Beef Production: The Basics
Beef Herd Management
Cattle can be run as a group in one herd or they can be grouped in different herds, based on age, sex, size (live mass) and even colour. Reasons for grouping include:
- Breeding management. Where seasonal breeding is applied, the first requirement is the need to separate bulls from the cow herds outside the breeding season and to remove young bulls from herds before they can impregnate cows or heifers that are still considered too young for mating. Where sire identification is wanted, unless DNA fingerprinting is practised, the only way is to run single sire herds.
- Feeding groups of cattle when the group is uniform as to size, age and sex allows the formulation of rations more suitable to the requirements of most animals in the group and reduces competition for food and water. Nutrition plays a role when the separation of mature cows and pregnant heifers is considered because their nutritional requirements are different and, when grazing is limiting, heifers suffer when not run as a separate group.
- When cattle must be handled, it is very detrimental to their performance when they spend too much time away from grazing. Efficient management is possible when cattle are grouped. For example, when yearlings must be vaccinated and are in a separate herd, they can be brought in, vaccinated and returned to graze without prior sorting. If handling facilities cannot handle large herds, it is necessary to make adaptations. In such cases, smaller herds could be advisable or a holding paddock at the handling facility provided where a herd can be kept and passed through the handling facility piecemeal.

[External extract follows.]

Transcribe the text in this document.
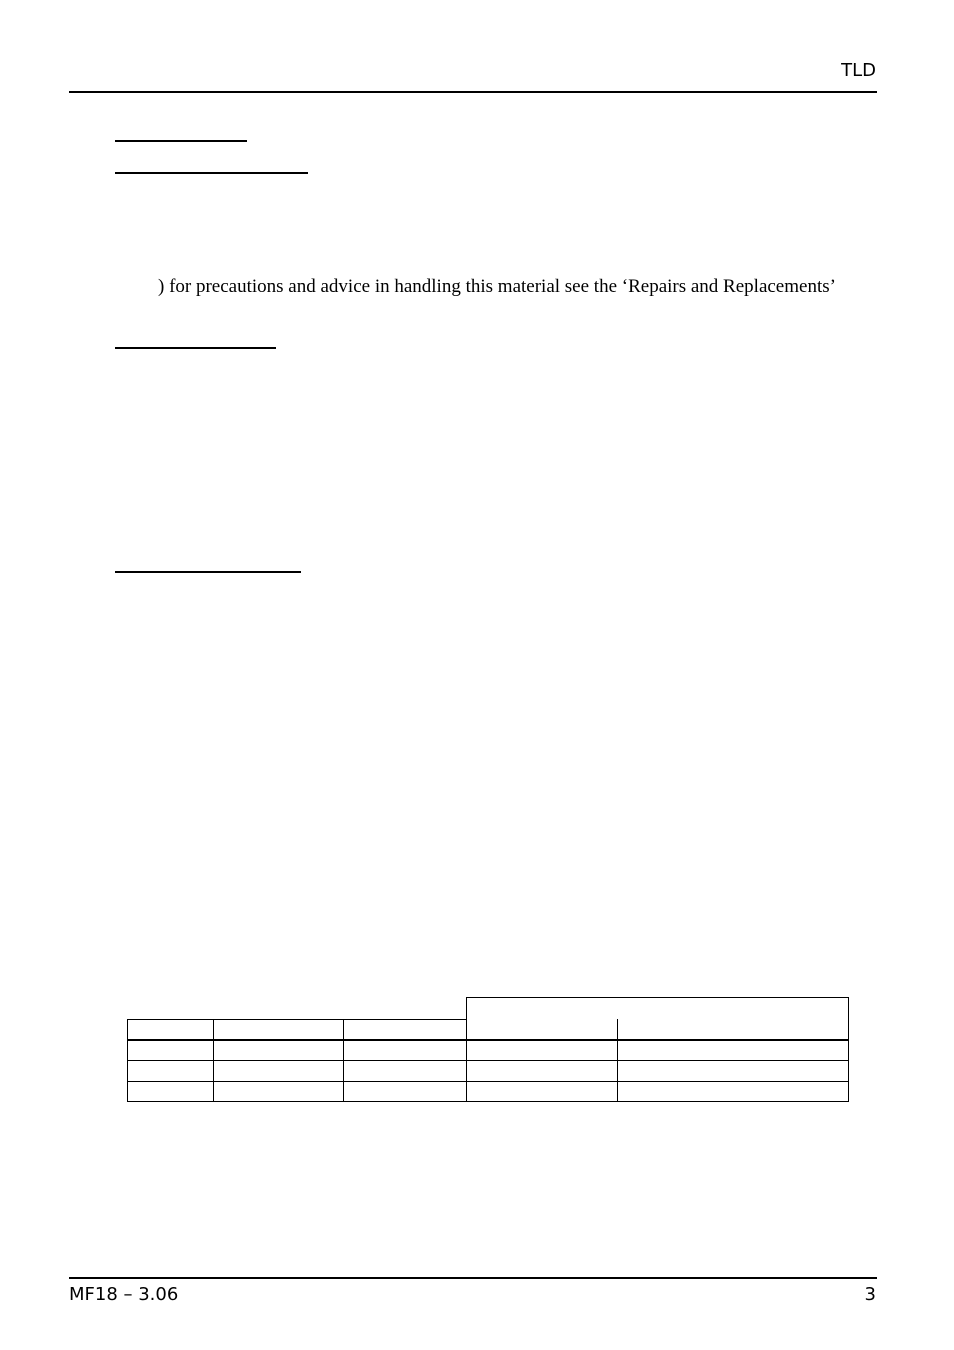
TLD
) for precautions and advice in handling this material see the ‘Repairs and Replacements’
MF18 – 3.06	3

- Large herds are at times needed to graze down the grass. When fencing and paddocks are limiting, farmers have no choice but to reduce the number of different herds on their farms.
- Heifers that are too young for breeding must be kept away from intact bulls.
With a full knowledge of how many paddocks of what carrying capacity are available, and a list of the cattle that are kept, effective grouping of cattle into different herds can be undertaken.
Except in communal farming areas, cows are usually run in separate grazing herds. At the start of the breeding season, the cow herds are joined by the bulls selected for breeding. Where enough paddocks are available and single sire mating is wanted, each bull is allocated a number of cows. In multi-sire herds all the cows are kept in a single herd and the appropriate number of bulls added to the herd. Experience has shown that during the breeding season, cow herds greater than 150 cows make handling difficult, although herds of up to 250 cows can be efficiently managed outside the breeding season. Often first calvers are run with the cow herds, although it is better for them to be kept in separate herds. Heifers brought to the bull for the first time must be bred separately.
Towards the end of the breeding season in multi-sire herds it is advisable to decrease the number of bulls in herds to reduce fighting.
At the end of summer, when calves are weaned, the calves are usually separated into heifer and bull herds and these weaners are run as separate herds. Oxen can remain in the same herds as heifers, although it is better to separate them. In weaner production systems, the weaners are sold soon after or at weaning and only replacement heifers remain on the farm. If possible, weaners, yearling heifers and two-year old heifers should be run in separate herds. If they must be mixed, it is better to keep two-year old heifers and yearling heifers together rather than weaners and yearling heifers. Older oxen can be run in one herd, but should be separated if growth must be maximised.
Outside the breeding season bulls are a problem. Bulls kept in all-male groups tend to fight, leading to injury and causing damage to fences and handling facilities. Although some farmers keep bulls in individual pens, this is very expensive and not advisable. It is better to run bulls in small groups where individuals are familiar with one another. Keeping some old, pregnant cows with bulls assists with retaining bull libido. Bulls run together outside the breeding season and used together during the breeding season, tend to establish a pecking order which reduces fighting.
Ultimately, cattle are individuals and farmers must monitor them in association with the veld to establish optimal herd groupings. Trial and error often provides unexpected solutions.